O príncipe é um representante desse segmento.  Liza passa a alimentar uma aversão pelo herói.  O príncipe é um nobre. Há uma imanência superior que encanta a todos. Tchulkatúrin percebe-se. Mira-se. Sabe da sua condição. Avalia a paixão de Liza pelo príncipe. Colhe a inimizade da família. Afasta-se. A jovem Lizavieta nutre expectativas. Mas o príncipe volta para São Petersburgo. Com a partida do príncipe, Tchulkatúrin enxerga uma possibilidade de reconciliação. O surpreendente acontece – a família (o pai e a mãe) da jovem o recebe de volta. Todavia, Liza o humilha. Ela nunca estivera interessado por ele. A percepção de Tchulkatúrin era falha, inadequada. 

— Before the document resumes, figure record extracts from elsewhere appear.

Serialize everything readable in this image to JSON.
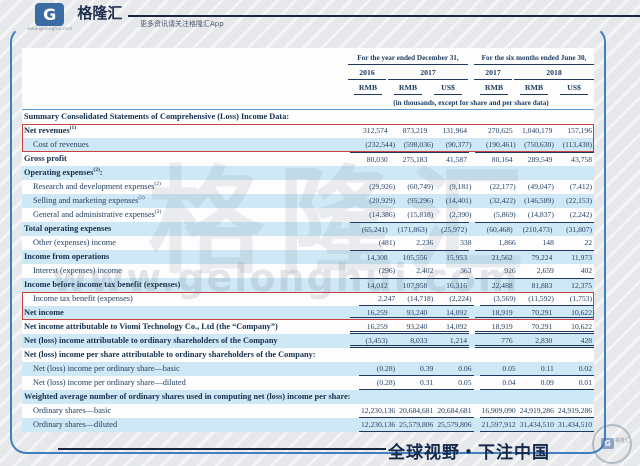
{
  "brand": {
    "logo_letter": "G",
    "logo_text": "格隆汇",
    "site": "www.gelonghui.com",
    "tagline": "更多资讯请关注格隆汇App"
  },
  "watermark": {
    "big": "格隆汇",
    "url": "www.gelonghui.com"
  },
  "footer": {
    "slogan": "全球视野・下注中国",
    "stamp_text": "格隆汇"
  },
  "colors": {
    "accent_blue": "#3f7fc1",
    "row_highlight": "#cfe8f6",
    "text_navy": "#1c3a5e",
    "alert_red": "#c9403d",
    "line_dark": "#1b2741",
    "logo_blue": "#3a6ca3"
  },
  "table": {
    "header": {
      "period_groups": [
        {
          "label": "For the year ended December 31,"
        },
        {
          "label": "For the six months ended June 30,"
        }
      ],
      "years": [
        "2016",
        "2017",
        "2017",
        "2018"
      ],
      "currencies": [
        "RMB",
        "RMB",
        "US$",
        "RMB",
        "RMB",
        "US$"
      ],
      "note": "(in thousands, except for share and per share data)"
    },
    "rows": [
      {
        "label": "Summary Consolidated Statements of Comprehensive (Loss) Income Data:",
        "bold": true,
        "shade": false,
        "values": [
          "",
          "",
          "",
          "",
          "",
          ""
        ]
      },
      {
        "label": "Net revenues",
        "sup": "(1)",
        "bold": true,
        "shade": false,
        "box": "start",
        "values": [
          "312,574",
          "873,219",
          "131,964",
          "270,625",
          "1,040,179",
          "157,196"
        ]
      },
      {
        "label": "Cost of revenues",
        "indent": true,
        "shade": true,
        "box": "end",
        "values": [
          "(232,544)",
          "(598,036)",
          "(90,377)",
          "(190,461)",
          "(750,630)",
          "(113,438)"
        ]
      },
      {
        "label": "Gross profit",
        "bold": true,
        "shade": false,
        "rule_above": true,
        "values": [
          "80,030",
          "275,183",
          "41,587",
          "80,164",
          "289,549",
          "43,758"
        ]
      },
      {
        "label": "Operating expenses",
        "sup": "(2)",
        "tail": ":",
        "bold": true,
        "shade": true,
        "values": [
          "",
          "",
          "",
          "",
          "",
          ""
        ]
      },
      {
        "label": "Research and development expenses",
        "sup": "(2)",
        "indent": true,
        "shade": false,
        "values": [
          "(29,926)",
          "(60,749)",
          "(9,181)",
          "(22,177)",
          "(49,047)",
          "(7,412)"
        ]
      },
      {
        "label": "Selling and marketing expenses",
        "sup": "(2)",
        "indent": true,
        "shade": true,
        "values": [
          "(20,929)",
          "(95,296)",
          "(14,401)",
          "(32,422)",
          "(146,589)",
          "(22,153)"
        ]
      },
      {
        "label": "General and administrative expenses",
        "sup": "(2)",
        "indent": true,
        "shade": false,
        "values": [
          "(14,386)",
          "(15,818)",
          "(2,390)",
          "(5,869)",
          "(14,837)",
          "(2,242)"
        ]
      },
      {
        "label": "Total operating expenses",
        "bold": true,
        "shade": true,
        "rule_above": true,
        "values": [
          "(65,241)",
          "(171,863)",
          "(25,972)",
          "(60,468)",
          "(210,473)",
          "(31,807)"
        ]
      },
      {
        "label": "Other (expenses) income",
        "indent": true,
        "shade": false,
        "values": [
          "(481)",
          "2,236",
          "338",
          "1,866",
          "148",
          "22"
        ]
      },
      {
        "label": "Income from operations",
        "bold": true,
        "shade": true,
        "rule_above": true,
        "values": [
          "14,308",
          "105,556",
          "15,953",
          "21,562",
          "79,224",
          "11,973"
        ]
      },
      {
        "label": "Interest (expenses) income",
        "indent": true,
        "shade": false,
        "values": [
          "(296)",
          "2,402",
          "363",
          "926",
          "2,659",
          "402"
        ]
      },
      {
        "label": "Income before income tax benefit (expenses)",
        "bold": true,
        "shade": true,
        "rule_above": true,
        "values": [
          "14,012",
          "107,958",
          "16,316",
          "22,488",
          "81,883",
          "12,375"
        ]
      },
      {
        "label": "Income tax benefit (expenses)",
        "indent": true,
        "shade": false,
        "box": "start",
        "rule_below": "single",
        "values": [
          "2,247",
          "(14,718)",
          "(2,224)",
          "(3,569)",
          "(11,592)",
          "(1,753)"
        ]
      },
      {
        "label": "Net income",
        "bold": true,
        "shade": true,
        "box": "end",
        "rule_below": "double",
        "values": [
          "16,259",
          "93,240",
          "14,092",
          "18,919",
          "70,291",
          "10,622"
        ]
      },
      {
        "label": "Net income attributable to Viomi Technology Co., Ltd (the “Company”)",
        "bold": true,
        "shade": false,
        "rule_below": "double",
        "values": [
          "16,259",
          "93,240",
          "14,092",
          "18,919",
          "70,291",
          "10,622"
        ]
      },
      {
        "label": "Net (loss) income attributable to ordinary shareholders of the Company",
        "bold": true,
        "shade": true,
        "rule_below": "double",
        "values": [
          "(3,453)",
          "8,033",
          "1,214",
          "776",
          "2,830",
          "428"
        ]
      },
      {
        "label": "Net (loss) income per share attributable to ordinary shareholders of the Company:",
        "bold": true,
        "shade": false,
        "values": [
          "",
          "",
          "",
          "",
          "",
          ""
        ]
      },
      {
        "label": "Net (loss) income per ordinary share—basic",
        "indent": true,
        "shade": true,
        "rule_below": "single",
        "values": [
          "(0.28)",
          "0.39",
          "0.06",
          "0.05",
          "0.11",
          "0.02"
        ]
      },
      {
        "label": "Net (loss) income per ordinary share—diluted",
        "indent": true,
        "shade": false,
        "rule_below": "single",
        "values": [
          "(0.28)",
          "0.31",
          "0.05",
          "0.04",
          "0.09",
          "0.01"
        ]
      },
      {
        "label": "Weighted average number of ordinary shares used in computing net (loss) income per share:",
        "bold": true,
        "shade": true,
        "values": [
          "",
          "",
          "",
          "",
          "",
          ""
        ]
      },
      {
        "label": "Ordinary shares—basic",
        "indent": true,
        "shade": false,
        "rule_below": "single",
        "values": [
          "12,230,136",
          "20,684,681",
          "20,684,681",
          "16,909,090",
          "24,919,286",
          "24,919,286"
        ]
      },
      {
        "label": "Ordinary shares—diluted",
        "indent": true,
        "shade": true,
        "rule_below": "single",
        "values": [
          "12,230,136",
          "25,579,806",
          "25,579,806",
          "21,597,912",
          "31,434,510",
          "31,434,510"
        ]
      }
    ]
  }
}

Turguêniev escreveu o “Diário” por volta de 1850. A censura cortou algumas afirmações da obra. Eram os tempos de Nicolau I. A Rússia não havia se libertado da censura. Apesar das mudanças no âmbito da cultura, havia uma forte vigilância na vida social. Um abismo enorme separava o povo da aristocracia que liderava o país. Uma população camponesa, estava mergulhada na miséria e no servilismo histórico. Uma das áreas em que havia uma relativa liberdade era a literatura. A literatura, desse modo, passou uma área de experimentações, de vocalização, de afirmar um modo de ser.

                O “Diário” é, do ponto de vista político, um importante retrato de uma Rússia inerme, angustiada por causa da camisa de forças que foi colocada sobre ela. O homem supérfluo é o sujeito fraco. Impossibilitado dos grandes feitos. É o astro sem céu para brilhar. É a inteligência afiada sem céu possibilidade de torná-la executável.